Nicknamed Shorty, this one-of-a-kind 'Stang has a wheelbase that's 16 in (40.6 cm) shorter than that of the fastback. Vince Gardner, the man that penned it, decided fiberglass is the material to go for the body shell, but the new proportions weren't the only changes made over the first generation 1964 Ford Mustang.
Under the hood, Shorty is equipped with a 260 V8 bored out to 302 cubic inches (5.0L)This mill is fed by three carburetors, a classic setup for pony and muscle cars. Ford Motor Company never really wanted for Shorty to become a mass-made product, which is why after promotional duties were over, Gardner stole the prototype 'Stang on May 2 of 1965 in order to save it from the crusher's ruthless claws.
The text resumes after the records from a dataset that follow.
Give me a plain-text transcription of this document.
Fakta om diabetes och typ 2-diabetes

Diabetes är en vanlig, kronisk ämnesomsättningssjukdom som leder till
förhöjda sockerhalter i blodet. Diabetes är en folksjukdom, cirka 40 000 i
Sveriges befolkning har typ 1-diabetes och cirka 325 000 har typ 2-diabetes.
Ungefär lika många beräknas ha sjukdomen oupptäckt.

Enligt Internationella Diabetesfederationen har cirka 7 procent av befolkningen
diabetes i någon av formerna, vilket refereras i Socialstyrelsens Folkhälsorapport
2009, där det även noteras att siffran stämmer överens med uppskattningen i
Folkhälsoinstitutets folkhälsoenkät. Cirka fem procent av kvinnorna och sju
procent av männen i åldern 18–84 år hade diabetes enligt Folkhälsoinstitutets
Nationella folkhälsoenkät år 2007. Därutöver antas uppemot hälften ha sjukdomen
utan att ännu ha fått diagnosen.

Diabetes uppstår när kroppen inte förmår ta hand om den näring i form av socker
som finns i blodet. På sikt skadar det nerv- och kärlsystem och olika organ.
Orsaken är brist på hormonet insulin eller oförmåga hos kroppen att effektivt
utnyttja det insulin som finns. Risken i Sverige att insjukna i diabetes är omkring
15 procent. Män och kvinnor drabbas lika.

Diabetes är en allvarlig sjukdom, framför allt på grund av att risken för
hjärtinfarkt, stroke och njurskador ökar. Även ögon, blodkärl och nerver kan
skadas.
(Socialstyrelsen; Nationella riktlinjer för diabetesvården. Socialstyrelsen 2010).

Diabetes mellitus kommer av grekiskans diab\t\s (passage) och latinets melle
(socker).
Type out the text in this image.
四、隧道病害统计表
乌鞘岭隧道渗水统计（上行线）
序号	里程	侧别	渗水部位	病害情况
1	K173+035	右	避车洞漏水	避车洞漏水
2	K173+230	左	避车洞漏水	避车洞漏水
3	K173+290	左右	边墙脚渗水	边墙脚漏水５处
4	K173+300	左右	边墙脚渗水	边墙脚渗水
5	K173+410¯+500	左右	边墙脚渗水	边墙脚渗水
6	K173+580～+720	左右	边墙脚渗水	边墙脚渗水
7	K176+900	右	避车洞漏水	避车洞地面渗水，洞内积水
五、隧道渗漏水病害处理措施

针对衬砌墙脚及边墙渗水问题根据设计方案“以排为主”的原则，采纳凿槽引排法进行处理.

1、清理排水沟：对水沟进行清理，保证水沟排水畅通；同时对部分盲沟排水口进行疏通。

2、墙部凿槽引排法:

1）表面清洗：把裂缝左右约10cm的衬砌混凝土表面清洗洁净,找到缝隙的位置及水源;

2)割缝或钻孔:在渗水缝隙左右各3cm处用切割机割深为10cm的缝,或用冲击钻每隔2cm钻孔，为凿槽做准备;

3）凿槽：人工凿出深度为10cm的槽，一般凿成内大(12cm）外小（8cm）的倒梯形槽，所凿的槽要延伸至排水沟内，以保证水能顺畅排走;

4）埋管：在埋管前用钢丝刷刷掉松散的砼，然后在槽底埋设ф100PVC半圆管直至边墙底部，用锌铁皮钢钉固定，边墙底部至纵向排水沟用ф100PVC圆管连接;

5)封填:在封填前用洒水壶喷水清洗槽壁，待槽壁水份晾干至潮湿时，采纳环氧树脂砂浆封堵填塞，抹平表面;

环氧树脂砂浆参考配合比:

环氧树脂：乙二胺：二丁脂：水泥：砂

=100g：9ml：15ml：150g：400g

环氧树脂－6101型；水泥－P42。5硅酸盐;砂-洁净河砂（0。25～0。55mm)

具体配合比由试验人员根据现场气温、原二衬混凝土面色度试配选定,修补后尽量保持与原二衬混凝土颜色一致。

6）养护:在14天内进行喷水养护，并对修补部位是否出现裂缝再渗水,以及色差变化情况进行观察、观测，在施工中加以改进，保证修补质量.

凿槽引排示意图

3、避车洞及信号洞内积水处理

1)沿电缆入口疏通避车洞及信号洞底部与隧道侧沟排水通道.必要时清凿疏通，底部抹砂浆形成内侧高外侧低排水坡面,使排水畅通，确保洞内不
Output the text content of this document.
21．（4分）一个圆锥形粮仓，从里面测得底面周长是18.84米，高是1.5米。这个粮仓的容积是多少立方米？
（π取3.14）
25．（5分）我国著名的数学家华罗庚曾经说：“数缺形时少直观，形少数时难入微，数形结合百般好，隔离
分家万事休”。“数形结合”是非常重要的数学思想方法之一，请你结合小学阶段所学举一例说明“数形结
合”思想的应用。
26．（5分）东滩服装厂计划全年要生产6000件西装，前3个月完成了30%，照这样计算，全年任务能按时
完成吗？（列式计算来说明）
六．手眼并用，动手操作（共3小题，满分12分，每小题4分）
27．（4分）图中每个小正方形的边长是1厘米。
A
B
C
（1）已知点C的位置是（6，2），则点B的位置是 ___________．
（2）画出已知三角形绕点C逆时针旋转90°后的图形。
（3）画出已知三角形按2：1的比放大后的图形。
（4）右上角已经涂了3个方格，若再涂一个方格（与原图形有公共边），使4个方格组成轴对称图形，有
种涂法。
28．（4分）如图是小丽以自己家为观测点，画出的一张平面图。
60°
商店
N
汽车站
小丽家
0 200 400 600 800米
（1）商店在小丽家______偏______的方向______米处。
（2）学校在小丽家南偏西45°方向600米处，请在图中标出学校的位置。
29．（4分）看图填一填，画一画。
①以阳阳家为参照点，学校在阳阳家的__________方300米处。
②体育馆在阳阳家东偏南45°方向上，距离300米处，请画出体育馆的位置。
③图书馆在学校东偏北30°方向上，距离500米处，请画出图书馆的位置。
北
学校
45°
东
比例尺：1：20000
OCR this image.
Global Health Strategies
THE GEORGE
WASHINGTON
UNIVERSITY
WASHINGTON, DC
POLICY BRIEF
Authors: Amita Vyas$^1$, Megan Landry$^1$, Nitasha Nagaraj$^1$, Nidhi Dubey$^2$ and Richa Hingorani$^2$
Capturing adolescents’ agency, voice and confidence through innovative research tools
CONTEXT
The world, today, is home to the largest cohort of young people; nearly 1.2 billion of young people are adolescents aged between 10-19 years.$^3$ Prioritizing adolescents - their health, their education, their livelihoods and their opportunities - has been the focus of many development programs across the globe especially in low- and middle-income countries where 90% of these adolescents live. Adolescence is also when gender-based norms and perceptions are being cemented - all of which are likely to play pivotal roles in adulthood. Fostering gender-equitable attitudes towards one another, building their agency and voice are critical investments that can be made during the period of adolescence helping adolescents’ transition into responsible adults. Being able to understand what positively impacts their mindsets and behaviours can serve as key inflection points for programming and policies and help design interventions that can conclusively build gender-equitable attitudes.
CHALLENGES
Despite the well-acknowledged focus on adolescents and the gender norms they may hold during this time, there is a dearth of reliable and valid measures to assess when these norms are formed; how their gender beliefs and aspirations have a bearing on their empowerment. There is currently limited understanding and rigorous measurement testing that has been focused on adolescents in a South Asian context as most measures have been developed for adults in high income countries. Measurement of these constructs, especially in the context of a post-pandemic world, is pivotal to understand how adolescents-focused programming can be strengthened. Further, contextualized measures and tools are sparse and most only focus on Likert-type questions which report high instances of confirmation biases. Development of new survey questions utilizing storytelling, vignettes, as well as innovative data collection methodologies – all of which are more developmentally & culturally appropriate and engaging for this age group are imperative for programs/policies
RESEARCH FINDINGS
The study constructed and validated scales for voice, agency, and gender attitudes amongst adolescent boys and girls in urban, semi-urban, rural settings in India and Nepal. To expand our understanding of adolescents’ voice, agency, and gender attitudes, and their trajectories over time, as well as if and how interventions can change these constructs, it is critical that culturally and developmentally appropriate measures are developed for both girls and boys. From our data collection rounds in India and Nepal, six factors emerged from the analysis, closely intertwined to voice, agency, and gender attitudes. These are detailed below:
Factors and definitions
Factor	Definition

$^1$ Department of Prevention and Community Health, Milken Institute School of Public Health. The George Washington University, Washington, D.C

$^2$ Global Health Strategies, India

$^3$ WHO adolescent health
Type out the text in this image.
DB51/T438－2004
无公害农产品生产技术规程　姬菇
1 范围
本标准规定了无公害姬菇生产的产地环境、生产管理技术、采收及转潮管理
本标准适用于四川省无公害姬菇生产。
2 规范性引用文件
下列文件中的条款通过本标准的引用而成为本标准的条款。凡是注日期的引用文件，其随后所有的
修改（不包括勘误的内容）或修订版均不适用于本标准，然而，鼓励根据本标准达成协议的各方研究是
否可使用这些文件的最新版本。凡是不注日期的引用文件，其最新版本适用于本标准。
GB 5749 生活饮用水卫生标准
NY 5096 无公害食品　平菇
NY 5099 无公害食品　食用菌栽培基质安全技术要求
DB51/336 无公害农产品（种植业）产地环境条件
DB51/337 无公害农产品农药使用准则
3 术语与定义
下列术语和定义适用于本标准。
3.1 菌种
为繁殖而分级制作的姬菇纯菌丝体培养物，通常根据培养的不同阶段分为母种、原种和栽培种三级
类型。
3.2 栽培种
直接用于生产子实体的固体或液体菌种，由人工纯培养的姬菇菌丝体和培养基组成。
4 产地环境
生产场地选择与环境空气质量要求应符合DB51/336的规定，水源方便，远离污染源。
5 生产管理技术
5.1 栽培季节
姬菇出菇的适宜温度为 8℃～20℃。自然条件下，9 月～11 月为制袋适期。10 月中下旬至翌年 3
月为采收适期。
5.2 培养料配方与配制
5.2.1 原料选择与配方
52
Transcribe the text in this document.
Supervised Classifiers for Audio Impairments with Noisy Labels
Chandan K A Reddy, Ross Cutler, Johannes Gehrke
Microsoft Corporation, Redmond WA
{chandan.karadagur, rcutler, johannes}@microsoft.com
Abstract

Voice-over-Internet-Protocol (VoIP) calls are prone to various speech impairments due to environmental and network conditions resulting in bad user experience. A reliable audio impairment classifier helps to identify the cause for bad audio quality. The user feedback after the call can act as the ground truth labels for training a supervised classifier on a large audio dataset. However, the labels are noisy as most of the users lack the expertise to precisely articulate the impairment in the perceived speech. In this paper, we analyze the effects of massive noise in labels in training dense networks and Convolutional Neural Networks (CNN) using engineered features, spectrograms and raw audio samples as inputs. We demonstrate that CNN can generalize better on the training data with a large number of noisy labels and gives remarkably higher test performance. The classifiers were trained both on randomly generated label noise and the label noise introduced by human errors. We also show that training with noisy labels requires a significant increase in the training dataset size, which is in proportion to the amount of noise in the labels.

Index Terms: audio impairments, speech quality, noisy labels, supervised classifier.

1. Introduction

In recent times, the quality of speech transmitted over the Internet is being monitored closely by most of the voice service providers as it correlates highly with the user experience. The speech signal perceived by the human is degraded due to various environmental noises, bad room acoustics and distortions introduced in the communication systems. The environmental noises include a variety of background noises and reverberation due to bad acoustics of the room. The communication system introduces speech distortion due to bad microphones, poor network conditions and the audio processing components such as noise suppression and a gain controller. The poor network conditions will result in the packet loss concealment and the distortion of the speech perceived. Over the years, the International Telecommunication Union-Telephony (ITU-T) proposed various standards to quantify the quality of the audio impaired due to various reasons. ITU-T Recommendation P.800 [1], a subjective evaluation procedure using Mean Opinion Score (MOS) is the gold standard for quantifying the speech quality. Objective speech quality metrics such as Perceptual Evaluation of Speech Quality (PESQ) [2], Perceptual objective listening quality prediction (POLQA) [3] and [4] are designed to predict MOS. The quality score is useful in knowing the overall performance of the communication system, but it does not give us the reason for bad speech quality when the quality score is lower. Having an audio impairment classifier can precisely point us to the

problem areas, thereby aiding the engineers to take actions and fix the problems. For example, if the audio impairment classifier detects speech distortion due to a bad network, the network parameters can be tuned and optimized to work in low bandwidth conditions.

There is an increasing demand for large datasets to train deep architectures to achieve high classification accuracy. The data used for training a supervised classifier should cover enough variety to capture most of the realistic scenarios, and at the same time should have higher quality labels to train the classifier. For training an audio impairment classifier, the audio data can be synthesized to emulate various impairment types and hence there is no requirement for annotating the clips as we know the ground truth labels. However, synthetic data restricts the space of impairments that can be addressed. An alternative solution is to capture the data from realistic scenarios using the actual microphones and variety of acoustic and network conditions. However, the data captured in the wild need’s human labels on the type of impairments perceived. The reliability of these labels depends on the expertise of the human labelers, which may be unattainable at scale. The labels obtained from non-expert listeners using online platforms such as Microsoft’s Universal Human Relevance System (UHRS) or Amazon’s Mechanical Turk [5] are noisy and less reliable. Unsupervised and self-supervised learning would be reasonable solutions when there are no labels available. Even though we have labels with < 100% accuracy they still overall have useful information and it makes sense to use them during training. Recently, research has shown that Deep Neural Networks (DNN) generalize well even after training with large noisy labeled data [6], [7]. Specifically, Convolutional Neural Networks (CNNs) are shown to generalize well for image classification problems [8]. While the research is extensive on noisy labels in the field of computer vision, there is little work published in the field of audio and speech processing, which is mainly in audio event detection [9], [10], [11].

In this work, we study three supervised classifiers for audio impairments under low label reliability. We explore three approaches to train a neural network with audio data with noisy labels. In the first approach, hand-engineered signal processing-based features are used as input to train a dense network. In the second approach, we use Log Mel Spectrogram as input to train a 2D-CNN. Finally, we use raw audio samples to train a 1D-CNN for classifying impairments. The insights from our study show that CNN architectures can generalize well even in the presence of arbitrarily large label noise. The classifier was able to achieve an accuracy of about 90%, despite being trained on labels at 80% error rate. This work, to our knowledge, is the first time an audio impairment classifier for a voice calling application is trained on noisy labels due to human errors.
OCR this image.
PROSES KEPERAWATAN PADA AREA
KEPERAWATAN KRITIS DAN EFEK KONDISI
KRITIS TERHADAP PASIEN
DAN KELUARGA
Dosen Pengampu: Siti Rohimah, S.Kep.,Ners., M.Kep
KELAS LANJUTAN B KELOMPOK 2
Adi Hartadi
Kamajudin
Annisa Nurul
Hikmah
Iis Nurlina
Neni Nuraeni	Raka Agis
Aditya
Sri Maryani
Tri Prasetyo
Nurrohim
Six months after that incident, the prototype pony was found by the police, after which it was sold to a man from Ohio. 47 years since this man became the owner of arguably the most sought-after classic Ford Mustang out there, time has come to part with it and let a new generation of car collectors to enjoy it.
To be offered at auction in late March, 2015, by Auctions America, the 1964 1/2 Ford Mustang III Shorty factory prototype is not a cheap motor considering how unique it is and its pedigree, as well as the caring owner that kept it working and in tip-top condition for nearly half a century. If you're interested in making this Mustang your own, estimates recommend you to prepare from $400,000 to a whopping $600,000.